The next few weeks were filled with interviews and shadowing, the stakes were high. I wanted this job and knew that the disappointment that might follow me putting myself out there would be difficult to bounce back from. I was bracing for either way and it required discipline of using my coping strategies to keep it all in balance. All the years of waiting, of learning patience in my circumstances, learning that meditation and exercise kept me balanced, learning to be still in the moment no matter the chaos around me were going to be tested. Had I not had to learn these skills in the waiting period I would not have been ready when I actually needed them. I would not have known when I need to stop and go for a walk, or listen to affirmations when I am in need of a boost of confidence. I would not have known that when I start to feel off exercising is going to be my best friend. Things that took me years to learn in the valley of waiting. I can look back now in appreciation at that waiting period, but man living through it was not so easy.
Listening to the whisper and not giving up has provided me with my current opportunity. I am filled with joy, the other day as I was walking the halls I thought to myself, this is exactly where I am supposed to be. There are tough days, I am learning a whole new set of skills, but the reward of seeing the good in humanity has made the tough days manageable. On more than one occasion I have been filled with so much joy as I am going through my work day that I can hardly believe that I am this happy. I will say that I have landed at the most amazing company who cares about their employees, which I know makes a huge difference in the enjoyment of my job. I am grateful everyday for the waiting, the patience and perseverance to keep at it, I could have given up on this whisper a long time ago, but I did not.

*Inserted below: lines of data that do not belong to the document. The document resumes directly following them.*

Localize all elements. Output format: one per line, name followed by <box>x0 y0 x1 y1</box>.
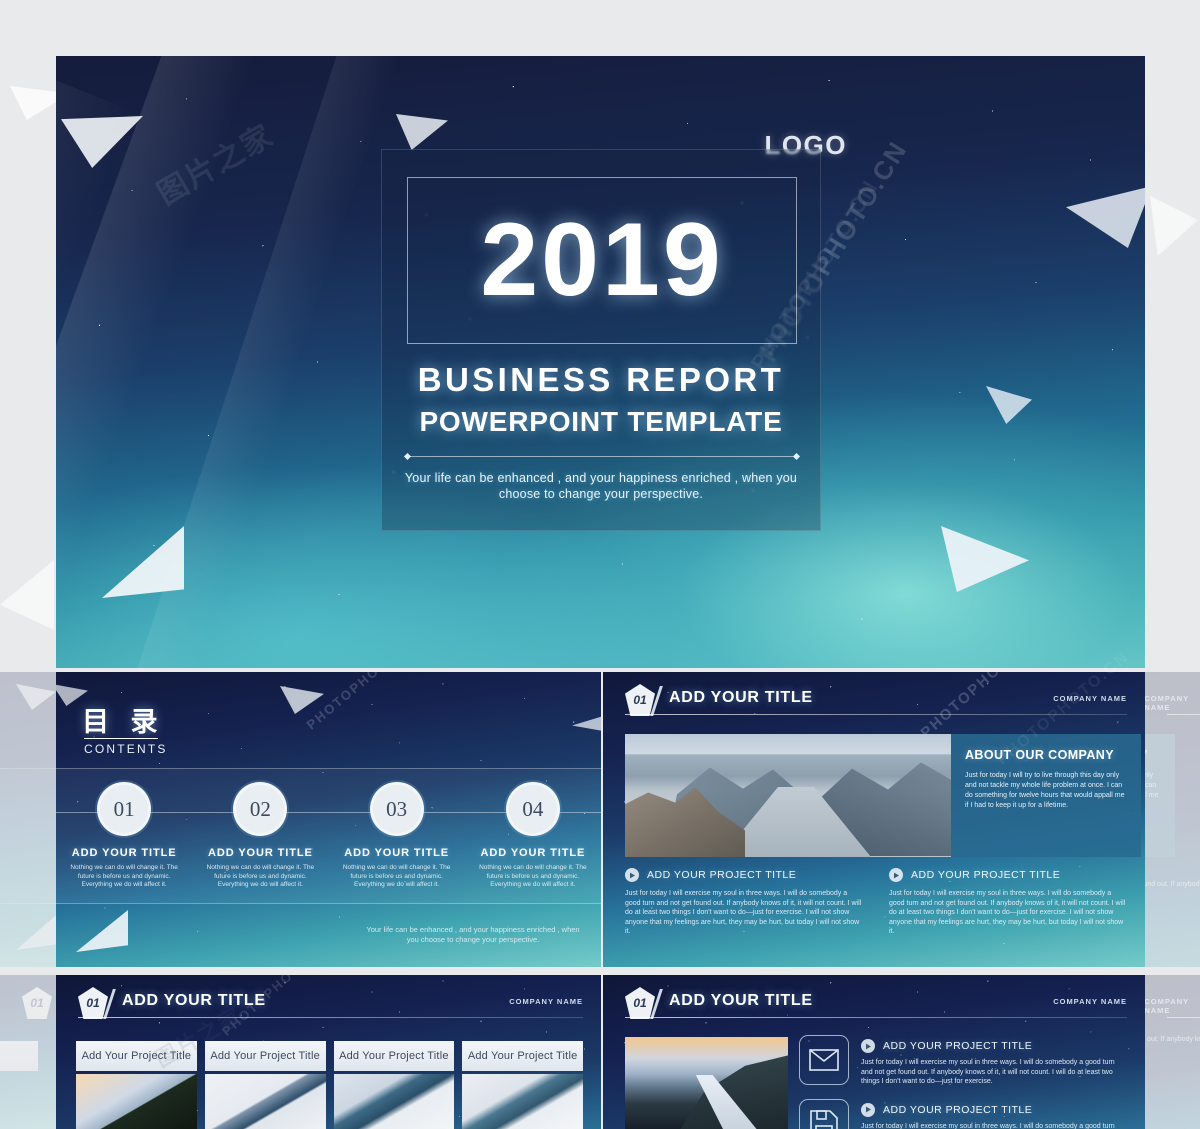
toc-number-badge: 01 <box>97 782 152 836</box>
about-photo <box>625 734 951 857</box>
toc-item-title: ADD YOUR TITLE <box>208 847 313 859</box>
icon-list-rows: ADD YOUR PROJECT TITLE Just for today I … <box>799 1035 1127 1129</box>
backdrop-shard-3 <box>1150 196 1198 256</box>
ghost-slide-left: 目 录 CONTENTS 01 Add Your Project Title <box>0 672 56 1129</box>
card-title: Add Your Project Title <box>462 1041 583 1071</box>
slide-header: 01 ADD YOUR TITLE COMPANY NAME <box>78 987 583 1019</box>
ghost-veil-right <box>1145 672 1200 1129</box>
project-title: ADD YOUR PROJECT TITLE <box>911 869 1061 881</box>
card-thumbnail <box>333 1074 455 1129</box>
contents-title-cn: 目 录 <box>82 707 165 737</box>
company-name-label: COMPANY NAME <box>509 997 583 1006</box>
play-icon <box>861 1102 875 1117</box>
project-header: ADD YOUR PROJECT TITLE <box>625 868 863 882</box>
project-card-1[interactable]: Add Your Project Title <box>76 1041 197 1129</box>
about-projects: ADD YOUR PROJECT TITLE Just for today I … <box>625 868 1127 937</box>
project-title: ADD YOUR PROJECT TITLE <box>883 1040 1033 1052</box>
slide-title: ADD YOUR TITLE <box>669 992 813 1009</box>
toc-number-badge: 02 <box>233 782 288 836</box>
about-panel-title: ABOUT OUR COMPANY <box>965 748 1114 762</box>
project-column-2: ADD YOUR PROJECT TITLE Just for today I … <box>889 868 1127 937</box>
hero-headline: BUSINESS REPORT <box>417 361 785 398</box>
header-rule <box>78 1017 583 1018</box>
project-header: ADD YOUR PROJECT TITLE <box>889 868 1127 882</box>
icon-list-row-2[interactable]: ADD YOUR PROJECT TITLE Just for today I … <box>799 1098 1127 1129</box>
toc-number-badge: 04 <box>505 782 560 836</box>
toc-item-04[interactable]: 04 ADD YOUR TITLE Nothing we can do will… <box>465 768 601 908</box>
project-body: Just for today I will exercise my soul i… <box>861 1059 1115 1086</box>
card-title: Add Your Project Title <box>76 1041 197 1071</box>
company-name-label: COMPANY NAME <box>1053 997 1127 1006</box>
contents-underline <box>84 738 158 739</box>
project-header: ADD YOUR PROJECT TITLE <box>861 1039 1127 1053</box>
page-canvas: PHOTOPHOTO.CN LOGO 2019 BUSINESS REPORT … <box>0 0 1200 1129</box>
slide-header: 01 ADD YOUR TITLE COMPANY NAME <box>625 987 1127 1019</box>
toc-item-title: ADD YOUR TITLE <box>480 847 586 859</box>
toc-item-desc: Nothing we can do will change it. The fu… <box>479 864 587 888</box>
project-body: Just for today I will exercise my soul i… <box>889 890 1126 936</box>
icon-row-text: ADD YOUR PROJECT TITLE Just for today I … <box>861 1099 1127 1129</box>
contents-items: 01 ADD YOUR TITLE Nothing we can do will… <box>56 768 601 908</box>
project-cards: Add Your Project Title Add Your Project … <box>76 1041 583 1129</box>
icon-list-slide: 01 ADD YOUR TITLE COMPANY NAME ADD YOUR … <box>603 975 1145 1129</box>
envelope-icon <box>799 1035 849 1085</box>
hero-divider <box>408 456 796 457</box>
contents-slide: PHOTOPHOTO.CN 目 录 CONTENTS 01 ADD YOUR T… <box>56 672 601 967</box>
contents-title-en: CONTENTS <box>84 742 168 756</box>
icon-row-text: ADD YOUR PROJECT TITLE Just for today I … <box>861 1035 1127 1087</box>
project-card-4[interactable]: Add Your Project Title <box>462 1041 583 1129</box>
project-title: ADD YOUR PROJECT TITLE <box>647 869 797 881</box>
card-title: Add Your Project Title <box>333 1041 455 1071</box>
company-name-label: COMPANY NAME <box>1053 694 1127 703</box>
ghost-slide-right: COMPANY NAME ABOUT OUR COMPANY Just for … <box>1145 672 1200 1129</box>
about-panel-body: Just for today I will try to live throug… <box>965 772 1125 809</box>
project-title: ADD YOUR PROJECT TITLE <box>883 1103 1033 1116</box>
header-rule <box>625 1017 1127 1018</box>
toc-number-badge: 03 <box>369 782 424 836</box>
hero-subheadline: POWERPOINT TEMPLATE <box>419 406 783 437</box>
project-card-3[interactable]: Add Your Project Title <box>333 1041 455 1129</box>
slide-title: ADD YOUR TITLE <box>122 992 266 1009</box>
play-icon <box>889 868 903 882</box>
card-thumbnail <box>76 1074 197 1129</box>
year-label: 2019 <box>480 202 724 318</box>
toc-item-desc: Nothing we can do will change it. The fu… <box>342 864 451 888</box>
backdrop-shard-2 <box>0 560 54 630</box>
project-header: ADD YOUR PROJECT TITLE <box>861 1102 1127 1117</box>
icon-list-row-1[interactable]: ADD YOUR PROJECT TITLE Just for today I … <box>799 1035 1127 1087</box>
toc-item-title: ADD YOUR TITLE <box>344 847 449 859</box>
ghost-veil-left <box>0 672 56 1129</box>
toc-item-desc: Nothing we can do will change it. The fu… <box>206 864 315 888</box>
hero-tagline: Your life can be enhanced , and your hap… <box>404 471 798 501</box>
about-slide: PHOTOPHOTO.CN 01 ADD YOUR TITLE COMPANY … <box>603 672 1145 967</box>
project-card-2[interactable]: Add Your Project Title <box>204 1041 326 1129</box>
card-title: Add Your Project Title <box>204 1041 326 1071</box>
play-icon <box>625 868 639 882</box>
toc-item-01[interactable]: 01 ADD YOUR TITLE Nothing we can do will… <box>56 768 192 908</box>
contents-tagline: Your life can be enhanced , and your hap… <box>366 925 580 944</box>
project-body: Just for today I will exercise my soul i… <box>861 1122 1115 1129</box>
toc-item-title: ADD YOUR TITLE <box>71 847 177 859</box>
about-panel: ABOUT OUR COMPANY Just for today I will … <box>951 734 1141 857</box>
card-thumbnail <box>204 1074 326 1129</box>
project-body: Just for today I will exercise my soul i… <box>625 890 862 936</box>
title-slide: PHOTOPHOTO.CN LOGO 2019 BUSINESS REPORT … <box>56 56 1145 668</box>
road-photo <box>625 1037 788 1129</box>
slide-title: ADD YOUR TITLE <box>669 689 813 706</box>
header-rule <box>625 714 1127 715</box>
toc-item-03[interactable]: 03 ADD YOUR TITLE Nothing we can do will… <box>329 768 465 908</box>
project-column-1: ADD YOUR PROJECT TITLE Just for today I … <box>625 868 863 937</box>
toc-item-02[interactable]: 02 ADD YOUR TITLE Nothing we can do will… <box>192 768 328 908</box>
play-icon <box>861 1039 875 1053</box>
card-thumbnail <box>462 1074 583 1129</box>
floppy-save-icon <box>799 1098 849 1129</box>
cards-slide: PHOTOPHOTO.CN 01 ADD YOUR TITLE COMPANY … <box>56 975 601 1129</box>
slide-header: 01 ADD YOUR TITLE COMPANY NAME <box>625 684 1127 716</box>
toc-item-desc: Nothing we can do will change it. The fu… <box>70 864 178 888</box>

I am still finding my way and the end goal of where I want to be is not set in stone, it is fluid. I do feel I am on the right path and that the longer I am on the path the clearer the future direction will become. For today, I am grateful beyond words that I did not give up, that I have this opportunity, that I kept listening to the whisper and acted. You have to believe in yourself, you know your heart and the whispers are yours alone. Your spouse, family, or friends may not understand your whisper, they may even whisper in your ear what they think you should do or be. In the end you know the direction you are supposed to be headed and listening to others when it contradicts what you think you should be doing only makes trying to find your way more difficult and causes internal strife. We want to make others' proud, we may want to please our family, but in the end it is ultimately your life and the decisions you make effect you. If you are living a life you don't like to please others that is of no benefit to you.
We often push down what we think is unobtainable to protect ourselves, but in reality pushing it down just robs us of the most amazing life that could be waiting on the other side of the fear. I urge each of you to listen to the whispers of your soul, act in accordance so that you can lead a life that is so amazing that you can hardly believe it. There will be hurdles, bumps in the road, but remember that you are worth it and that you deserve to live a beautiful life.